Further, the court concluded the arbitrator’s interpretation would interfere with the State’s ability to carry out progressive discipline, which is required by the State Personnel Board.  The court noted that the DWR had extensively documented B.H.’s behavior over the years with counseling and corrective memoranda.  However, under the arbitrator’s interpretation, that evidence had to be removed and could not be used or relied on to support the disciplinary action or to verify that progressive discipline occurred.  If B.H. exhibited similar work deficiencies in the future warranting disciplinary action, DWR would have no record that it followed progressive discipline.  Finally, the State Personnel Board could not confirm whether the DWR followed progressive discipline rules if the purge was permitted.

Thus, the court determined the trial could have vacated the arbitrator’s award.

Dep’t of Human Res. v. Int’l Union of Operating Engineers, 2020 WL 7395171 (Cal. Ct. App.
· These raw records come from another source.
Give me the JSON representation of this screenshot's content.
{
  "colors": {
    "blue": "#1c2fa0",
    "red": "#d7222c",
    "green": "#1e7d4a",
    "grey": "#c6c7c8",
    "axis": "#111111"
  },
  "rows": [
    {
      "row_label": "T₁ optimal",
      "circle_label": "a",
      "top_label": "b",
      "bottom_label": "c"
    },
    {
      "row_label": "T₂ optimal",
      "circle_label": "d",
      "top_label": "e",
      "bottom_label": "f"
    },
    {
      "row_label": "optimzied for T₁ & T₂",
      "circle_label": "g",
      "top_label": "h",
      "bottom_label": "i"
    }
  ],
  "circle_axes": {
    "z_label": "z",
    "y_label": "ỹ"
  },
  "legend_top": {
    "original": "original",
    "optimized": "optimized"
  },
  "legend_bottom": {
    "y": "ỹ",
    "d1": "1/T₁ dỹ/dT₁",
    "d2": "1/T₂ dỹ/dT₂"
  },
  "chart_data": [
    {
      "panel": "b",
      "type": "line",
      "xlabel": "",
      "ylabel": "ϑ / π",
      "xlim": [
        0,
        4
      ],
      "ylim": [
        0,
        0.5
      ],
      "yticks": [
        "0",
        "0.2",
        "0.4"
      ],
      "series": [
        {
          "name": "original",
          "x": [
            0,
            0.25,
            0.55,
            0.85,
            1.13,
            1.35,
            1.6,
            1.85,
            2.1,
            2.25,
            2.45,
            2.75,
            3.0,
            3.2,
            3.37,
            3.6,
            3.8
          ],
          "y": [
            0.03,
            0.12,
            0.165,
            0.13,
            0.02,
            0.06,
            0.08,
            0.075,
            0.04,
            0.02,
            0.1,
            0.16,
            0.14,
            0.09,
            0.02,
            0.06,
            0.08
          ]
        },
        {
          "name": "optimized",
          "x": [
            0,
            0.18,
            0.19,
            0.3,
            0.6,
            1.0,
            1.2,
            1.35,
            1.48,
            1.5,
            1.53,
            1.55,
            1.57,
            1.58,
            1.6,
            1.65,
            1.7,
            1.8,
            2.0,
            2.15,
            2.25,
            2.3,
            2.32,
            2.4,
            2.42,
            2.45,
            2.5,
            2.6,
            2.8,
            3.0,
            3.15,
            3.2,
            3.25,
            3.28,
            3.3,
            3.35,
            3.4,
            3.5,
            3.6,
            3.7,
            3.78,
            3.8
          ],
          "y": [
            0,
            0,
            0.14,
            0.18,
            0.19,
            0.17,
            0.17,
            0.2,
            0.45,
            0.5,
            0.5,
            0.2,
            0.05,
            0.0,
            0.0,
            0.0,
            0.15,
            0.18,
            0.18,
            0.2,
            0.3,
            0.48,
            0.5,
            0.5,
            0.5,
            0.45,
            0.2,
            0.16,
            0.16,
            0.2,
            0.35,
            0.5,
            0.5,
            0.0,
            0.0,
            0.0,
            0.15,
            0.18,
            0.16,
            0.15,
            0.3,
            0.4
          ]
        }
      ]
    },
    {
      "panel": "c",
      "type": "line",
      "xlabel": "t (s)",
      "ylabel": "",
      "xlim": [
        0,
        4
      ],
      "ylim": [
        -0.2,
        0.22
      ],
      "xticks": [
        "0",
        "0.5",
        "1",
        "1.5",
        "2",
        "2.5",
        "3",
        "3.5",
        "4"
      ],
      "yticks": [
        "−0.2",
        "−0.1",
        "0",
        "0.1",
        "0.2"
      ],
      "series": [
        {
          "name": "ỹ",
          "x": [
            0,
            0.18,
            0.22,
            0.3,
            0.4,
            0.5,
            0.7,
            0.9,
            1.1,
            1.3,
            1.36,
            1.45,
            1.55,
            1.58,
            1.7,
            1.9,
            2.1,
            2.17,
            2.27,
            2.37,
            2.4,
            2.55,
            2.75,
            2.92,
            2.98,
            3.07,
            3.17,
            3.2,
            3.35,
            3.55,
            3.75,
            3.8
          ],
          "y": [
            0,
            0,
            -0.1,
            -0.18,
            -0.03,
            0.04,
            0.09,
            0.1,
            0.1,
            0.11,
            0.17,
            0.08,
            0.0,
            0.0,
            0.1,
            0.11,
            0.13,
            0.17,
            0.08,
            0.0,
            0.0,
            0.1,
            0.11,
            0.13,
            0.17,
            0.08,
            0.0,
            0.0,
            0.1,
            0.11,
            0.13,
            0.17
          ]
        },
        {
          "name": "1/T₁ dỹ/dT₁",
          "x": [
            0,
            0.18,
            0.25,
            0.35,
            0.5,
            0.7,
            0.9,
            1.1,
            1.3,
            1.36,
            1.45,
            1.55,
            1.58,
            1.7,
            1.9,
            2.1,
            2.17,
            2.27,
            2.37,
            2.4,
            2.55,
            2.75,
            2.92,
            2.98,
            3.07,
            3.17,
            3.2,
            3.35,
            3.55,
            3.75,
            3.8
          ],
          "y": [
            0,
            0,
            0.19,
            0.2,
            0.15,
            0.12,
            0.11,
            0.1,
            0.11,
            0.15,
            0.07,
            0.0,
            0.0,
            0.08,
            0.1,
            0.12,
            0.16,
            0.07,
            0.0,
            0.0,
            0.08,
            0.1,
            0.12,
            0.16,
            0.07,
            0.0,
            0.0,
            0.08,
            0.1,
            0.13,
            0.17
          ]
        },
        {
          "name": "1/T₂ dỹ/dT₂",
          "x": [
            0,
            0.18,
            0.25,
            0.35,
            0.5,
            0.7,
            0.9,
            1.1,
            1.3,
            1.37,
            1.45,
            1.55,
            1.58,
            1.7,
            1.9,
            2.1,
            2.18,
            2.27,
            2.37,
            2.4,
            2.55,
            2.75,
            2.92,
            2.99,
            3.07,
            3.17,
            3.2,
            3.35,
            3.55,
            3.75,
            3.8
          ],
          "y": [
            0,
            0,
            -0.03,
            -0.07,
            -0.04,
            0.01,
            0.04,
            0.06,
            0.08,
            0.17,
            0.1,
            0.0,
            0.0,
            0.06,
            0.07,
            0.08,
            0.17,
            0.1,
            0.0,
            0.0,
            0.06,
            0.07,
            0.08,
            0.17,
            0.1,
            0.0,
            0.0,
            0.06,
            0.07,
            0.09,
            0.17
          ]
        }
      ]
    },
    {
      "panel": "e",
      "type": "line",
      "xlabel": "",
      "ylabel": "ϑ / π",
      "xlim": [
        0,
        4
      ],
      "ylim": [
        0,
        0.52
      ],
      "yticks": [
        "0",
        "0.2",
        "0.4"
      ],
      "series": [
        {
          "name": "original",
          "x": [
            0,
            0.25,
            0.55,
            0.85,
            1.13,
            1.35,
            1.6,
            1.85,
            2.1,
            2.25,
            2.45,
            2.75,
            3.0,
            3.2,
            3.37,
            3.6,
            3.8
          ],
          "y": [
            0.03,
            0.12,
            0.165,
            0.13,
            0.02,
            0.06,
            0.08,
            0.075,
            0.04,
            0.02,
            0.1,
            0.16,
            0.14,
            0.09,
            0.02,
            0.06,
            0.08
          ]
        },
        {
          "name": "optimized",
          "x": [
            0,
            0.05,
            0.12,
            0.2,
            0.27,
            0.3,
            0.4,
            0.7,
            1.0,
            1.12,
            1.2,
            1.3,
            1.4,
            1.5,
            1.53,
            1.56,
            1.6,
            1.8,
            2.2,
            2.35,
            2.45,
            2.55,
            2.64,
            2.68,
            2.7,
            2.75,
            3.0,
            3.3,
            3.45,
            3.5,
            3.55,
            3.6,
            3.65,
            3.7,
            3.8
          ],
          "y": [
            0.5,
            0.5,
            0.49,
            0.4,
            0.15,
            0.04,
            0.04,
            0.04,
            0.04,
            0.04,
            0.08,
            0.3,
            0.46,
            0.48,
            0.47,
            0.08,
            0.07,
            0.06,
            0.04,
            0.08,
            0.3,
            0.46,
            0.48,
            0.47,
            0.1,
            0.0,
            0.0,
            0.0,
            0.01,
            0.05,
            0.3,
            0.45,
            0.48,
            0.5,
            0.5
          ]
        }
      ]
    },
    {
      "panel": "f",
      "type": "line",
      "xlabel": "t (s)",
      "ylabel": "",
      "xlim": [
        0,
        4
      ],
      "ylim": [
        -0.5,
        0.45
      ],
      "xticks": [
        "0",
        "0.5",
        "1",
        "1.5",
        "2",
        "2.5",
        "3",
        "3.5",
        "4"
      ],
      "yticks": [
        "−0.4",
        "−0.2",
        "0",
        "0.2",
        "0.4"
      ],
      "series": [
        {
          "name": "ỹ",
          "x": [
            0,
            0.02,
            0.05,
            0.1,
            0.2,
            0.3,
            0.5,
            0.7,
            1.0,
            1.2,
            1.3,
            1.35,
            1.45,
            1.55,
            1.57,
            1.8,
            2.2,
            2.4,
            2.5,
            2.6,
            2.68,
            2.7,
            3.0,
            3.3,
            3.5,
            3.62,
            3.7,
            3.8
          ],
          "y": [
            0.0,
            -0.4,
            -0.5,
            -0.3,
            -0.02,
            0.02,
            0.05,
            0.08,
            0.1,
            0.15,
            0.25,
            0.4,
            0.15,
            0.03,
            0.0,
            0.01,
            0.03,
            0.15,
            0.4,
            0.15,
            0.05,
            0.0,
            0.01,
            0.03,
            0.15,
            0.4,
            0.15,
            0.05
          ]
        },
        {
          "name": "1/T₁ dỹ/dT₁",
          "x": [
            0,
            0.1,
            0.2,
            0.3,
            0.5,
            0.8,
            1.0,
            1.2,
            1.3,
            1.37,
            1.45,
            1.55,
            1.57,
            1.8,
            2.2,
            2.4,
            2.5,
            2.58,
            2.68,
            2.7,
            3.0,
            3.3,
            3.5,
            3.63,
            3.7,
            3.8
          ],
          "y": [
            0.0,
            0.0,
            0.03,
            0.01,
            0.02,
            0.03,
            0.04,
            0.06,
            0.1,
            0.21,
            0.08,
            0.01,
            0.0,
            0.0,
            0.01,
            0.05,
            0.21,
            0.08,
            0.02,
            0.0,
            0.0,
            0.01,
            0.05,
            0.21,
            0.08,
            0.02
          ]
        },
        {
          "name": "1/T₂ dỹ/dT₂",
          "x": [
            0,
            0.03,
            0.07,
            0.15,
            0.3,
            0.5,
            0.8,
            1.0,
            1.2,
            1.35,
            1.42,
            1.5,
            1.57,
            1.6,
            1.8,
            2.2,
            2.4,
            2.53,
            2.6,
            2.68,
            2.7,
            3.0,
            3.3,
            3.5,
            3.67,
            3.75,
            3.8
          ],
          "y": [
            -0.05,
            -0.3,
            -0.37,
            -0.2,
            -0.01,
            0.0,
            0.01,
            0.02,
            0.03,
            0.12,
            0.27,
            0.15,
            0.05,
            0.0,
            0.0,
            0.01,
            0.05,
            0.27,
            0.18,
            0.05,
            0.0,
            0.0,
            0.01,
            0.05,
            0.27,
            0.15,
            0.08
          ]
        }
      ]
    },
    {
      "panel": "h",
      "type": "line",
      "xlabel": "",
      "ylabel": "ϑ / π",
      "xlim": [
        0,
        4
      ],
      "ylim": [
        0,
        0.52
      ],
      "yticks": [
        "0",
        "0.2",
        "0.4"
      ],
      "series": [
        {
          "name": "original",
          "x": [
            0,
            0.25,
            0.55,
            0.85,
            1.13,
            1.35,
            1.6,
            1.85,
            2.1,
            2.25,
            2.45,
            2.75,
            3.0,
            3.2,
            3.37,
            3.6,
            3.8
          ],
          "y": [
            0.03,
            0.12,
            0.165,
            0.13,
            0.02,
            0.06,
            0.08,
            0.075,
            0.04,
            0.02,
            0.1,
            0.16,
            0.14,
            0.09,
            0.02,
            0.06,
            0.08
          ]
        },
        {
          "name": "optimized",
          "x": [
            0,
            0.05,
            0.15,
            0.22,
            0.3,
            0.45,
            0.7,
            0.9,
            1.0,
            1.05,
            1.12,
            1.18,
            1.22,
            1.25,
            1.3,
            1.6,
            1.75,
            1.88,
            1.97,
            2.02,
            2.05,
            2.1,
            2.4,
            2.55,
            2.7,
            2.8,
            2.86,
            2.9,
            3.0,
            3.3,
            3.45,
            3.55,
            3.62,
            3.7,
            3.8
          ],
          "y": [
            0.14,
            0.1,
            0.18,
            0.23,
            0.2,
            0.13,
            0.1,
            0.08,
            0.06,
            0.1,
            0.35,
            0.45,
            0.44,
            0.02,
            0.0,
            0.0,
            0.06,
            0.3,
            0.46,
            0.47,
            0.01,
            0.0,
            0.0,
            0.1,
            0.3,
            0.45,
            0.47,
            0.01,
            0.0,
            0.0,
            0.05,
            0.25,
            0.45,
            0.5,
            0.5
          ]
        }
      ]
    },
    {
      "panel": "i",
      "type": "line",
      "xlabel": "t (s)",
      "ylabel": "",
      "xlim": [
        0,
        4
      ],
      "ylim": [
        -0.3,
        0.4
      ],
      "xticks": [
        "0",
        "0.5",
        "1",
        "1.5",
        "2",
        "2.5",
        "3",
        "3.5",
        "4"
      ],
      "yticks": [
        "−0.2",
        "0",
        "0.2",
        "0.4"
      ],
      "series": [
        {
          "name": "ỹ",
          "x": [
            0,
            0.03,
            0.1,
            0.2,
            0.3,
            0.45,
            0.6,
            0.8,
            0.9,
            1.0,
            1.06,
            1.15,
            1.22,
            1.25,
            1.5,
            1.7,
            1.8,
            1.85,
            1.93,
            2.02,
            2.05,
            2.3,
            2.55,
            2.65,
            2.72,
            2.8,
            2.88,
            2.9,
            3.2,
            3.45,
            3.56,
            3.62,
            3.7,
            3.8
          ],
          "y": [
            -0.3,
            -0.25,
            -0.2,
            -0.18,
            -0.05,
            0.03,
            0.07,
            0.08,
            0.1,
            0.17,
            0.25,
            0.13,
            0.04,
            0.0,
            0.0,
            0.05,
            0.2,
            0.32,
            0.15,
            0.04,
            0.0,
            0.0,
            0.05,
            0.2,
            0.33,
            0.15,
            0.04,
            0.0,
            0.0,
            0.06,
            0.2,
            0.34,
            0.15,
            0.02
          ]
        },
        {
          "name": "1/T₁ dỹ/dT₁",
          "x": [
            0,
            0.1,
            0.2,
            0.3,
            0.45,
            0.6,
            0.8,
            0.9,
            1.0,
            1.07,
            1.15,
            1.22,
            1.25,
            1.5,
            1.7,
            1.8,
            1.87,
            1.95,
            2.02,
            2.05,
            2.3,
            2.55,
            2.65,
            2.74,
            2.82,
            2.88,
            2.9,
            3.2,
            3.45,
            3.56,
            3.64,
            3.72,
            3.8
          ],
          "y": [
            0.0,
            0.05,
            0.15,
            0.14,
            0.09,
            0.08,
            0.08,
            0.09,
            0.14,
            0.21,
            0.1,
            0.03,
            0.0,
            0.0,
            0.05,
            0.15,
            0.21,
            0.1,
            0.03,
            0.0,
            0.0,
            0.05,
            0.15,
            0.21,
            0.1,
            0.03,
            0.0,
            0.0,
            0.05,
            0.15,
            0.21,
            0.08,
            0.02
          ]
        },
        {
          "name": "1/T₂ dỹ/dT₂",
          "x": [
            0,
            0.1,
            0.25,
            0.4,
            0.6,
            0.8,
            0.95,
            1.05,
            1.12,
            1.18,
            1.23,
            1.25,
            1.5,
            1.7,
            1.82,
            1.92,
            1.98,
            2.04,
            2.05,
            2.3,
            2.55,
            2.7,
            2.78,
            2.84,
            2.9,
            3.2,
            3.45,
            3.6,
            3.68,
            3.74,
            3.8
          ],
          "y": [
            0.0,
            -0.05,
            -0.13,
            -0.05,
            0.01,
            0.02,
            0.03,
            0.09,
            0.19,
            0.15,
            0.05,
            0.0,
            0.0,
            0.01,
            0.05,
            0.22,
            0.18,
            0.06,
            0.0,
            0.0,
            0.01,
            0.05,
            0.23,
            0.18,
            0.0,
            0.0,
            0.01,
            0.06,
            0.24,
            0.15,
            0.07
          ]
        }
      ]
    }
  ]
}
Dec. 17, 2020).

Note: 

The court explicitly limited its opinion to the one-year purge policy: “We offer no opinion whether a three-year provision . . . would survive the same public policy challenge against which the MOU provision in this case—with its one-year provision—did not.” As a result, it remains unclear whether an MOU provision requiring the purging of negative material after more than one year would violate the public policy supporting the State’s merit system.